Nano-Blog : July 27, 2025
Nano-Blog for the week of July 27, 2025.
§ July 28, 2025 ![[QR Code]](IM/qr.png)
-
Software developer and writer Sinclair Target penned a very nice essay attempting to answer the question "Why do some programmers really like Lisp?"
Jumping between that famous XKCD comic about Lisp to a bit of history about John McCarthy to Terry Winograd, Target eventually forms a three pronged thesis. I won't give away the ending. It's probably fine to just say it's a merry jaunt through computer programming language design history and leave it at that. Worth the time it takes to read for the community interested in such things.
The text is available at Two-Bit History under the title How Lisp Became God's Own Programming Language.
-
Bret Victor's List of Notable Papers
Public intellectual Bret Victor should be no stranger to readers of this blog. He is a technologist with "Big Ideas." If you're looking for the "next big thing", it's probably mentioned as a reference in one of his presentations.

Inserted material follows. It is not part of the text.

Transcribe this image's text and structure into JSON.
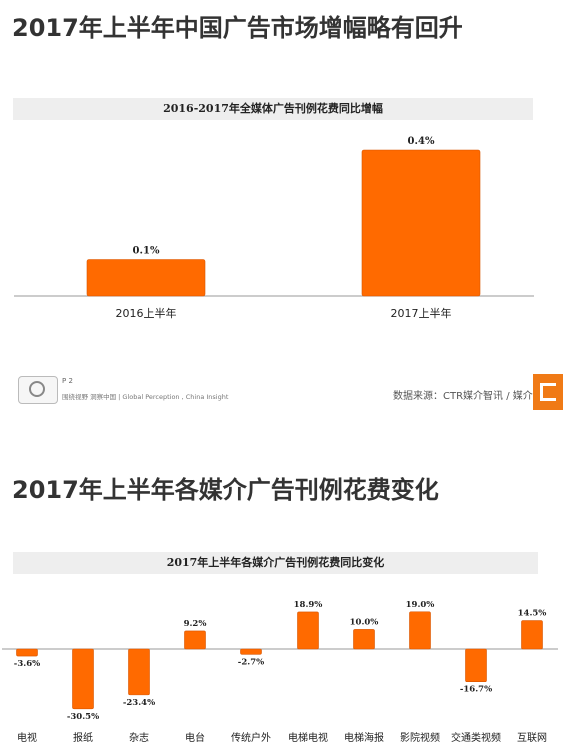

The "/refs" section of his web site (worrydream.com) is a delightful list of notable papers about technology and how we think about technology. In curating this list, he's acted as a bit of a librarian and opinionated guide to our conception of human technological progress. These aren't listicles about "Ten Surprising Features of 10x Python Engineers (You'll Never Believe Number Seven)," but ground-breaking papers like Christopher Alexander's A City Is Not A Tree or Alan Kay's A Personal Computer for Children of All Ages. If you have some spare time, grab a paper at random from this list... each of these papers is well worth the time it takes to read.
You can find the list on Bret's site at worrydream.com/refs.